Bank loans are the most common first port of call for start-up businesses. This can, however, prove difficult if this is a first time businesses.

  • Risk factors. The restaurant industry is a risky one and banks are well aware of this fact. Most restaurants will fail within the first year of opening. Bank loans also prove risky for the restaurant owner. If the restaurant does fail the owner will still be liable for any outstanding repayments.
  • Harder for first time businesses. It is usual that any lenders will prefer to have some proof of previous successful ventures. Where this is not available an in depth knowledge, thorough research and a strong business proposal will enhance your chances of securing a start-up loan.
  • Rejection rates. It is usually that many loans will be rejected at the first attempt. With revision of your business plan and a change of persuasive techniques you may find that any subsequent applications could prove successful.

Personal loans show any potential lenders that you have a vested interest in making your restaurant a success. In turn this increases your chances of securing further loans or investments.

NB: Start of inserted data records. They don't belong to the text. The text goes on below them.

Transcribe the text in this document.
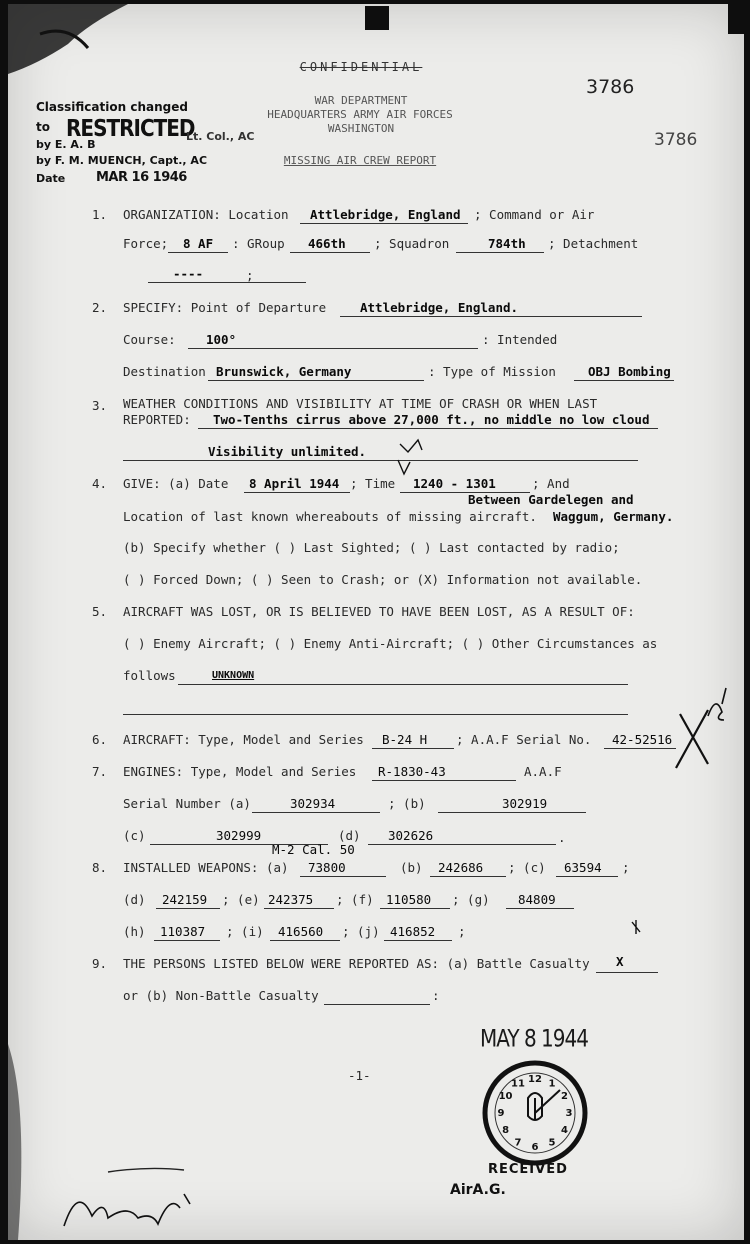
CONFIDENTIAL
WAR DEPARTMENT
HEADQUARTERS ARMY AIR FORCES
WASHINGTON
MISSING AIR CREW REPORT
3786
3786
Classification changed
to RESTRICTED
by E. A. B
Lt. Col., AC
by F. M. MUENCH, Capt., AC
Date MAR 16 1946
1. ORGANIZATION: Location Attlebridge, England ; Command or Air
Force; 8 AF : GRoup 466th ; Squadron	784th ; Detachment
----	;
2. SPECIFY: Point of Departure	Attlebridge, England.
Course: 100°	: Intended
Destination Brunswick, Germany	: Type of Mission	OBJ Bombing
3. WEATHER CONDITIONS AND VISIBILITY AT TIME OF CRASH OR WHEN LAST
REPORTED: Two-Tenths cirrus above 27,000 ft., no middle no low cloud
Visibility unlimited.
4. GIVE: (a) Date 8 April 1944 ; Time 1240 - 1301	; And
Between Gardelegen and
Location of last known whereabouts of missing aircraft. Waggum, Germany.
(b) Specify whether ( ) Last Sighted; ( ) Last contacted by radio;
( ) Forced Down; ( ) Seen to Crash; or (X) Information not available.
5. AIRCRAFT WAS LOST, OR IS BELIEVED TO HAVE BEEN LOST, AS A RESULT OF:
( ) Enemy Aircraft; ( ) Enemy Anti-Aircraft; ( ) Other Circumstances as
follows	UNKNOWN
6. AIRCRAFT: Type, Model and Series B-24 H ; A.A.F Serial No. 42-52516
7. ENGINES: Type, Model and Series R-1830-43	A.A.F
Serial Number (a)	302934	; (b)	302919
(c)	302999	(d) 302626	.
M-2 Cal. 50
8. INSTALLED WEAPONS: (a) 73800	(b) 242686 ; (c) 63594 ;
(d) 242159 ; (e) 242375 ; (f) 110580 ; (g) 84809
(h) 110387 ; (i) 416560 ; (j) 416852 ;
9. THE PERSONS LISTED BELOW WERE REPORTED AS: (a) Battle Casualty X
or (b) Non-Battle Casualty	:
-1-
MAY 8 1944
12 1
2
3
4
5
6
7
8
9
10
11
RECEIVED
AirA.G.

Investors are a good way of gaining finance and increasing your chances of success. Pitching your restaurant plan to acquaintances or contacts within the catering industry will potentially gain you finance along with some added insight into the restaurant business.

  • Skills. Having skills in some aspect of the running of your restaurant will always prove to impress any investors. These skills could be of the culinary variety or more in the form of managerial or accounting qualities.
  • Incentives. When approaching investors you will ultimately be offering a share of your business in return for their money. You need to demonstrate what an appealing opportunity this is and be convincing in showing how the potential profits can make their pockets bulge. Incentives are sometimes offered to make investment more appealing. You could suggest that part of the investment would be paid back at an agreed interest rate. Incentives such as this may prove difficult for a restaurant just starting out and trying to build up a profit but will entice any investors to believe in them in the first place.
  • Approach more than one investor. Having more investor’s means that each individual will only be putting up a smaller amount of money. This will usually make the concept of investment more appealing as any potential losses will be reduced. It also proves more successful for the entrepreneur as they will have more potential sources of future financial input into their restaurant.

Looking for a suitable Partnership is often a good way of finding the needed set-up funding. Partnerships can often be successful but be aware that they can often come with a whole new set of problems. A solid relationship is a good base as shared responsibilities, profits and losses will all contribute to a highly stressful environment.

People looking for investment will sometimes find that a combination of financing methods is best suited to them. An initial loan may be secured and then investors may be recruited at a later date to inject some fresh finances into the business. You may find securing funding difficult and often frustrating but remember that perseverance in this situation is the key.